To run one of them, use ./bin/run-example <class> [params]
. For example:
./bin/run-example SparkPi
will run the Pi example locally.
You can set the MASTER environment variable when running examples to submit
examples to a cluster. This can be a mesos:// or spark:// URL,
"yarn-cluster" or "yarn-client" to run on YARN, and "local" to run
locally with one thread, or "local[N]" to run locally with N threads. You
can also use an abbreviated class name if the class is in the examples
package. For instance:
MASTER=spark://host:7077 ./bin/run-example SparkPi
Many of the example programs print usage help if no params are given.
Running Tests
Testing first requires building Spark. Once Spark is built, tests can be run using:
./sbt/sbt test
A Note About Hadoop Versions
Spark uses the Hadoop core library to talk to HDFS and other Hadoop-supported
storage systems. Because the protocols have changed in different versions of
Hadoop, you must build Spark against the same version that your cluster runs.
You can change the version by setting -Dhadoop.version
when building Spark.
For Apache Hadoop versions 1.x, Cloudera CDH MRv1, and other Hadoop versions without YARN, use:
# Apache Hadoop 1.2.1
$ sbt/sbt -Dhadoop.version=1.2.1 assembly
# Cloudera CDH 4.2.0 with MapReduce v1
$ sbt/sbt -Dhadoop.version=2.0.0-mr1-cdh4.2.0 assembly
For Apache Hadoop 2.2.X, 2.1.X, 2.0.X, 0.23.x, Cloudera CDH MRv2, and other Hadoop versions
with YARN, also set -Pyarn
:
# Apache Hadoop 2.0.5-alpha
$ sbt/sbt -Dhadoop.version=2.0.5-alpha -Pyarn assembly
# Cloudera CDH 4.2.0 with MapReduce v2
$ sbt/sbt -Dhadoop.version=2.0.0-cdh4.2.0 -Pyarn assembly
# Apache Hadoop 2.2.X and newer
$ sbt/sbt -Dhadoop.version=2.2.0 -Pyarn assembly
When developing a Spark application, specify the Hadoop version by adding the
"hadoop-client" artifact to your project's dependencies.

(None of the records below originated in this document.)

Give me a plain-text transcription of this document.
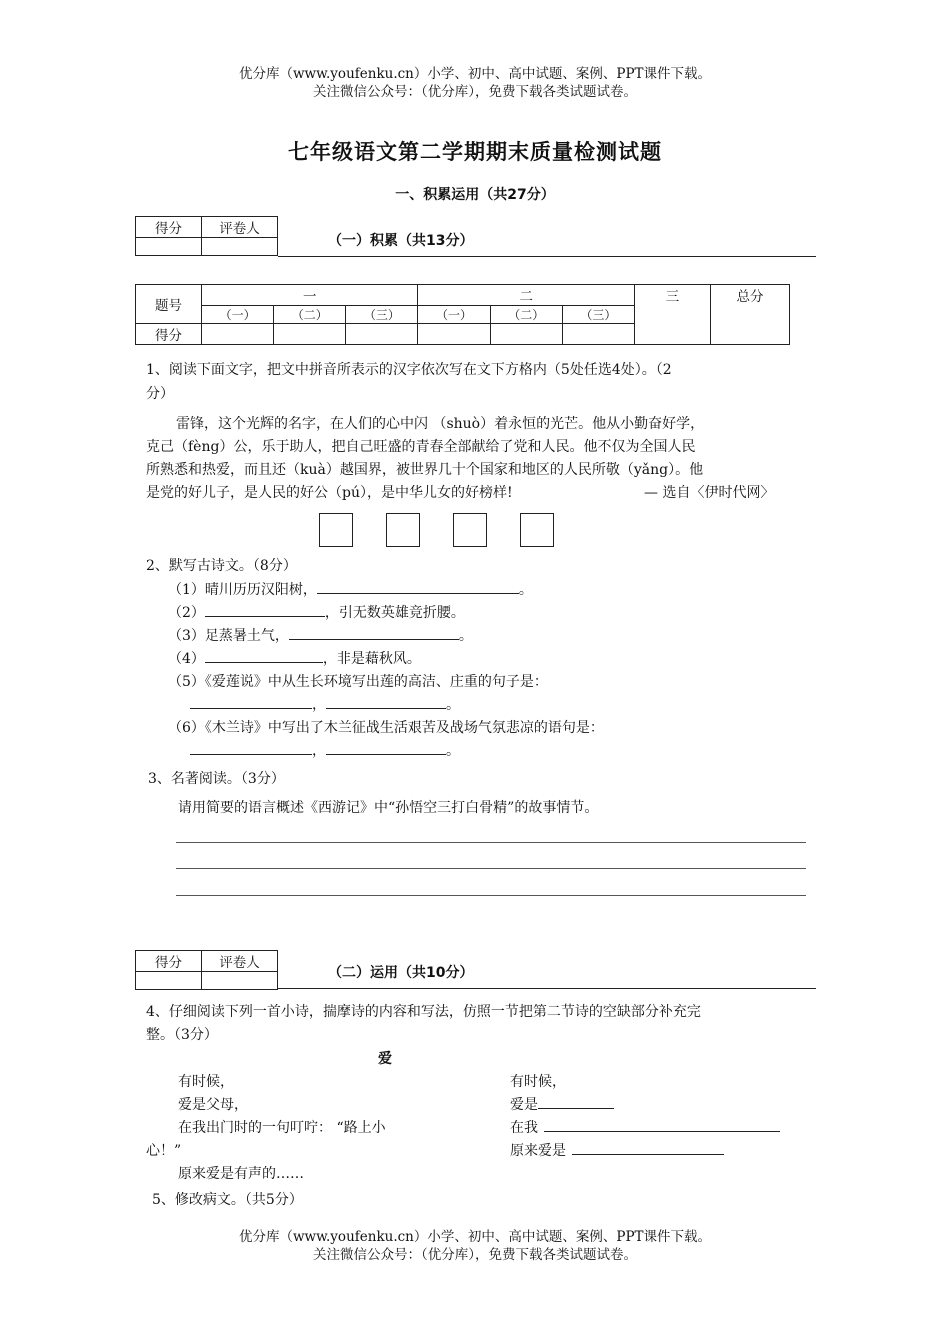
优分库（www.youfenku.cn）小学、初中、高中试题、案例、PPT课件下载。
关注微信公众号：（优分库），免费下载各类试题试卷。
七年级语文第二学期期末质量检测试题
一、积累运用（共27分）
得分	评卷人

（一）积累（共13分）
题号	一			二			三	总分
	（一）	（二）	（三）	（一）	（二）	（三）		
得分								
1、阅读下面文字，把文中拼音所表示的汉字依次写在文下方格内（5处任选4处）。（2
分）
雷锋，这个光辉的名字，在人们的心中闪 （shuò）着永恒的光芒。他从小勤奋好学，
克己（fèng）公，乐于助人，把自己旺盛的青春全部献给了党和人民。他不仅为全国人民
所熟悉和热爱，而且还（kuà）越国界，被世界几十个国家和地区的人民所敬（yǎng）。他
是党的好儿子，是人民的好公（pú），是中华儿女的好榜样!	— 选自〈伊时代网〉
2、默写古诗文。（8分）
（1）晴川历历汉阳树，	。
（2）	，引无数英雄竞折腰。
（3）足蒸暑土气，	。
（4）	，非是藉秋风。
（5）《爱莲说》中从生长环境写出莲的高洁、庄重的句子是：
，	。
（6）《木兰诗》中写出了木兰征战生活艰苦及战场气氛悲凉的语句是：
，	。
3、名著阅读。（3分）
请用简要的语言概述《西游记》中“孙悟空三打白骨精”的故事情节。
得分	评卷人

（二）运用（共10分）
4、仔细阅读下列一首小诗，揣摩诗的内容和写法，仿照一节把第二节诗的空缺部分补充完
整。（3分）
爱
有时候，
爱是父母，
在我出门时的一句叮咛： “路上小
心！”
原来爱是有声的……
有时候，
爱是
在我
原来爱是
5、修改病文。（共5分）
优分库（www.youfenku.cn）小学、初中、高中试题、案例、PPT课件下载。
关注微信公众号：（优分库），免费下载各类试题试卷。
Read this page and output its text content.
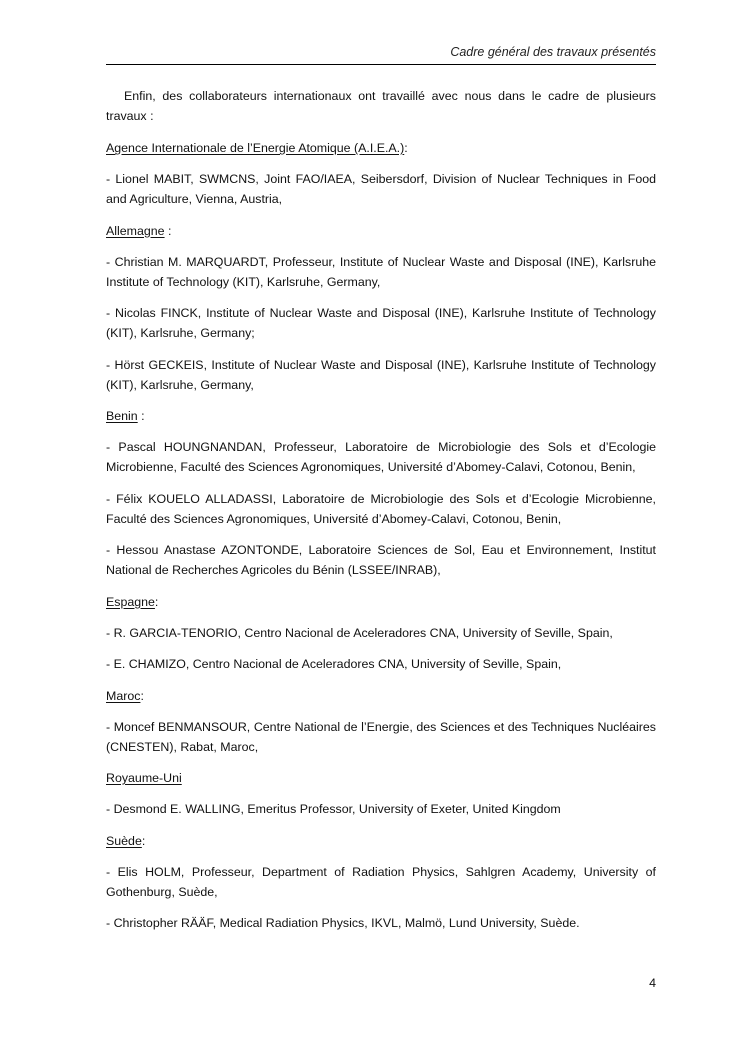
Cadre général des travaux présentés

Enfin, des collaborateurs internationaux ont travaillé avec nous dans le cadre de plusieurs travaux :

Agence Internationale de l’Energie Atomique (A.I.E.A.):

- Lionel MABIT, SWMCNS, Joint FAO/IAEA, Seibersdorf, Division of Nuclear Techniques in Food and Agriculture, Vienna, Austria,

Allemagne :

- Christian M. MARQUARDT, Professeur, Institute of Nuclear Waste and Disposal (INE), Karlsruhe Institute of Technology (KIT), Karlsruhe, Germany,

- Nicolas FINCK, Institute of Nuclear Waste and Disposal (INE), Karlsruhe Institute of Technology (KIT), Karlsruhe, Germany;

- Hörst GECKEIS, Institute of Nuclear Waste and Disposal (INE), Karlsruhe Institute of Technology (KIT), Karlsruhe, Germany,

Benin :

- Pascal HOUNGNANDAN, Professeur, Laboratoire de Microbiologie des Sols et d’Ecologie Microbienne, Faculté des Sciences Agronomiques, Université d’Abomey-Calavi, Cotonou, Benin,

- Félix KOUELO ALLADASSI, Laboratoire de Microbiologie des Sols et d’Ecologie Microbienne, Faculté des Sciences Agronomiques, Université d’Abomey-Calavi, Cotonou, Benin,

- Hessou Anastase AZONTONDE, Laboratoire Sciences de Sol, Eau et Environnement, Institut National de Recherches Agricoles du Bénin (LSSEE/INRAB),

Espagne:

- R. GARCIA-TENORIO, Centro Nacional de Aceleradores CNA, University of Seville, Spain,

- E. CHAMIZO, Centro Nacional de Aceleradores CNA, University of Seville, Spain,

Maroc:

- Moncef BENMANSOUR, Centre National de l’Energie, des Sciences et des Techniques Nucléaires (CNESTEN), Rabat, Maroc,

Royaume-Uni

- Desmond E. WALLING, Emeritus Professor, University of Exeter, United Kingdom

Suède:

- Elis HOLM, Professeur, Department of Radiation Physics, Sahlgren Academy, University of Gothenburg, Suède,

- Christopher RÄÄF, Medical Radiation Physics, IKVL, Malmö, Lund University, Suède.

4
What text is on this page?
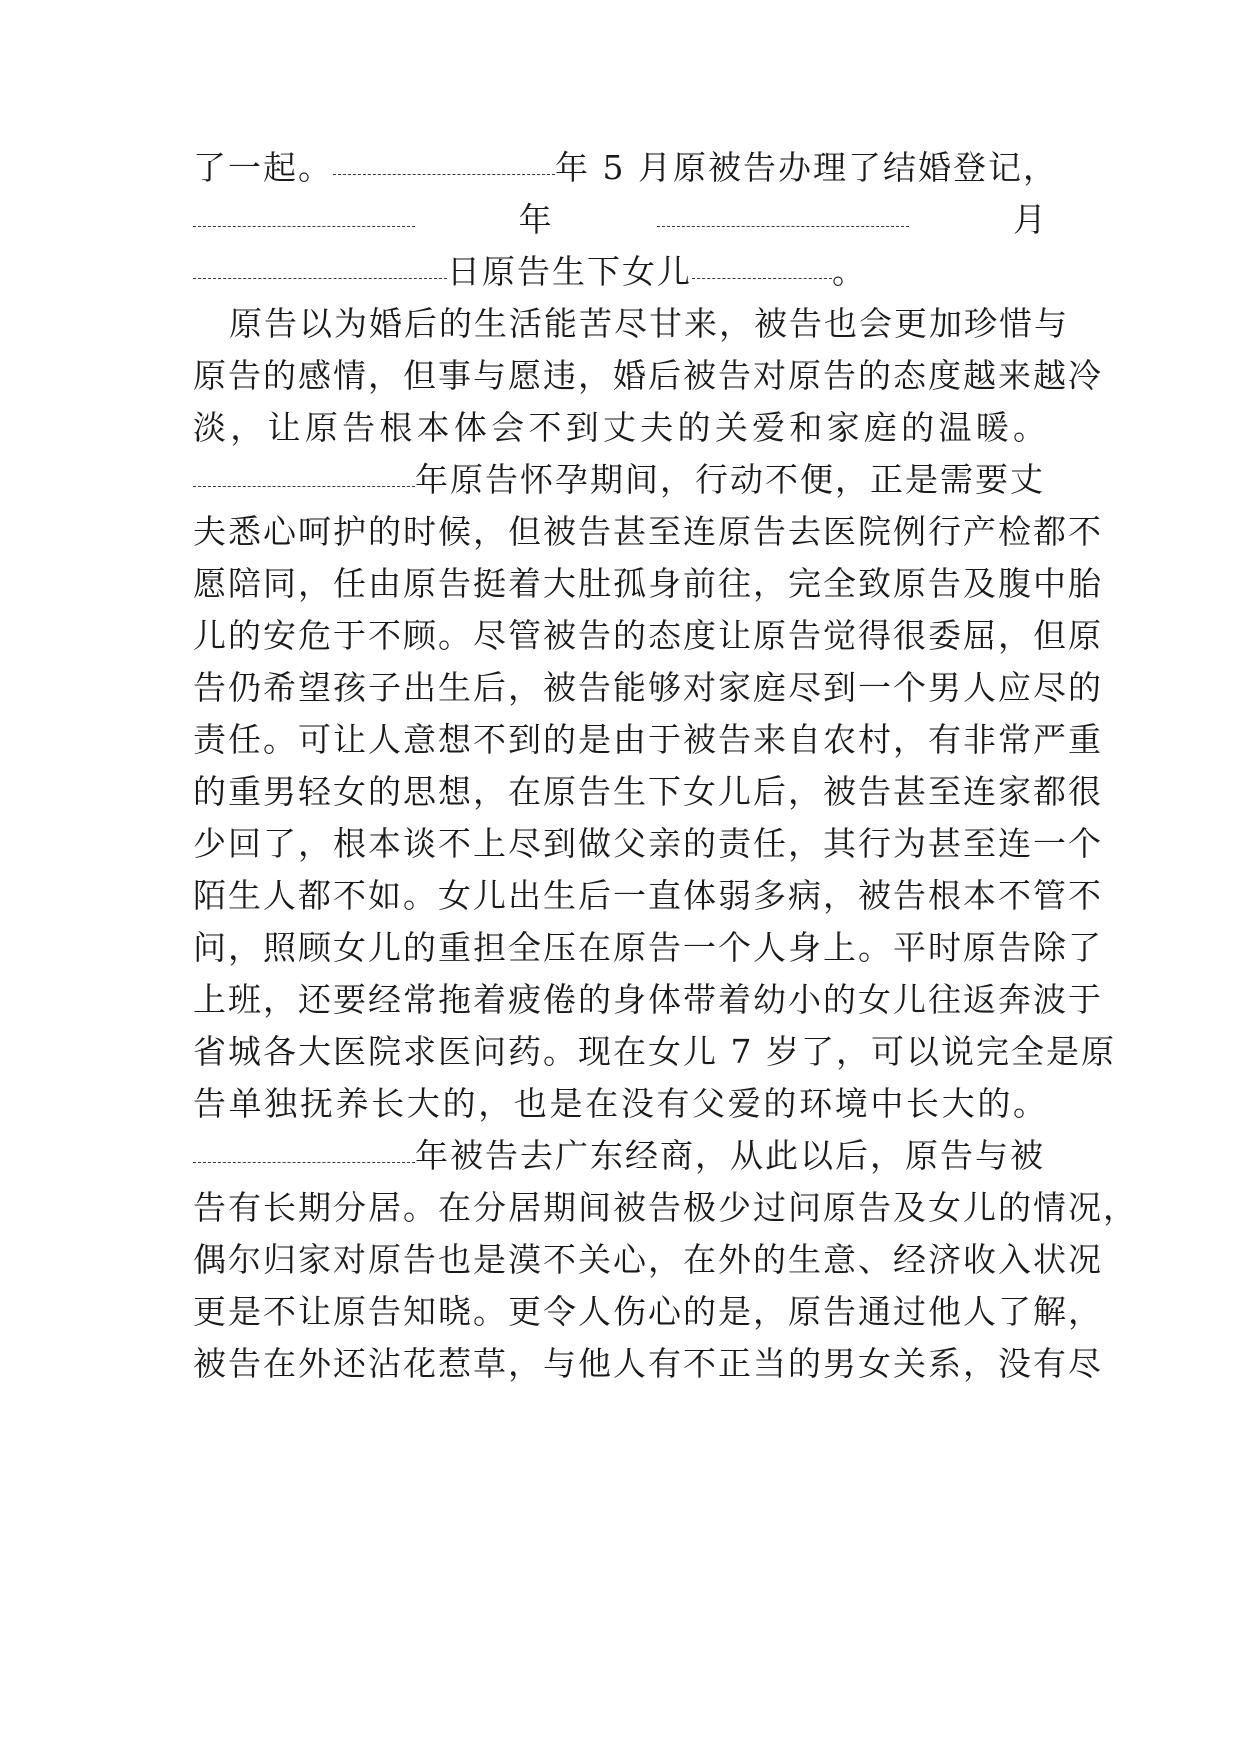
了一起。	年 5 月原被告办理了结婚登记，
年	月
日原告生下女儿	。
原告以为婚后的生活能苦尽甘来，被告也会更加珍惜与
原告的感情，但事与愿违，婚后被告对原告的态度越来越冷
淡，让原告根本体会不到丈夫的关爱和家庭的温暖。
年原告怀孕期间，行动不便，正是需要丈
夫悉心呵护的时候，但被告甚至连原告去医院例行产检都不
愿陪同，任由原告挺着大肚孤身前往，完全致原告及腹中胎
儿的安危于不顾。尽管被告的态度让原告觉得很委屈，但原
告仍希望孩子出生后，被告能够对家庭尽到一个男人应尽的
责任。可让人意想不到的是由于被告来自农村，有非常严重
的重男轻女的思想，在原告生下女儿后，被告甚至连家都很
少回了，根本谈不上尽到做父亲的责任，其行为甚至连一个
陌生人都不如。女儿出生后一直体弱多病，被告根本不管不
问，照顾女儿的重担全压在原告一个人身上。平时原告除了
上班，还要经常拖着疲倦的身体带着幼小的女儿往返奔波于
省城各大医院求医问药。现在女儿 7 岁了，可以说完全是原
告单独抚养长大的，也是在没有父爱的环境中长大的。
年被告去广东经商，从此以后，原告与被
告有长期分居。在分居期间被告极少过问原告及女儿的情况，
偶尔归家对原告也是漠不关心，在外的生意、经济收入状况
更是不让原告知晓。更令人伤心的是，原告通过他人了解，
被告在外还沾花惹草，与他人有不正当的男女关系，没有尽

For example, if you're
using Hadoop 1.2.1 and build your application using SBT, add this entry to
libraryDependencies
:
"org.apache.hadoop" % "hadoop-client" % "1.2.1"
If your project is built with Maven, add this to your POM file's <dependencies>
section:
<dependency>
<groupId>org.apache.hadoop</groupId>
<artifactId>hadoop-client</artifactId>
<version>1.2.1</version>
</dependency>
Configuration
Please refer to the Configuration guide in the online documentation for an overview on how to configure Spark.
Contributing to Spark
Contributions via GitHub pull requests are gladly accepted from their original author. Along with any pull requests, please state that the contribution is your original work and that you license the work to the project under the project's open source license. Whether or not you state this explicitly, by submitting any copyrighted material via pull request, email, or other means you agree to license the material under the project's open source license and warrant that you have the legal authority to do so.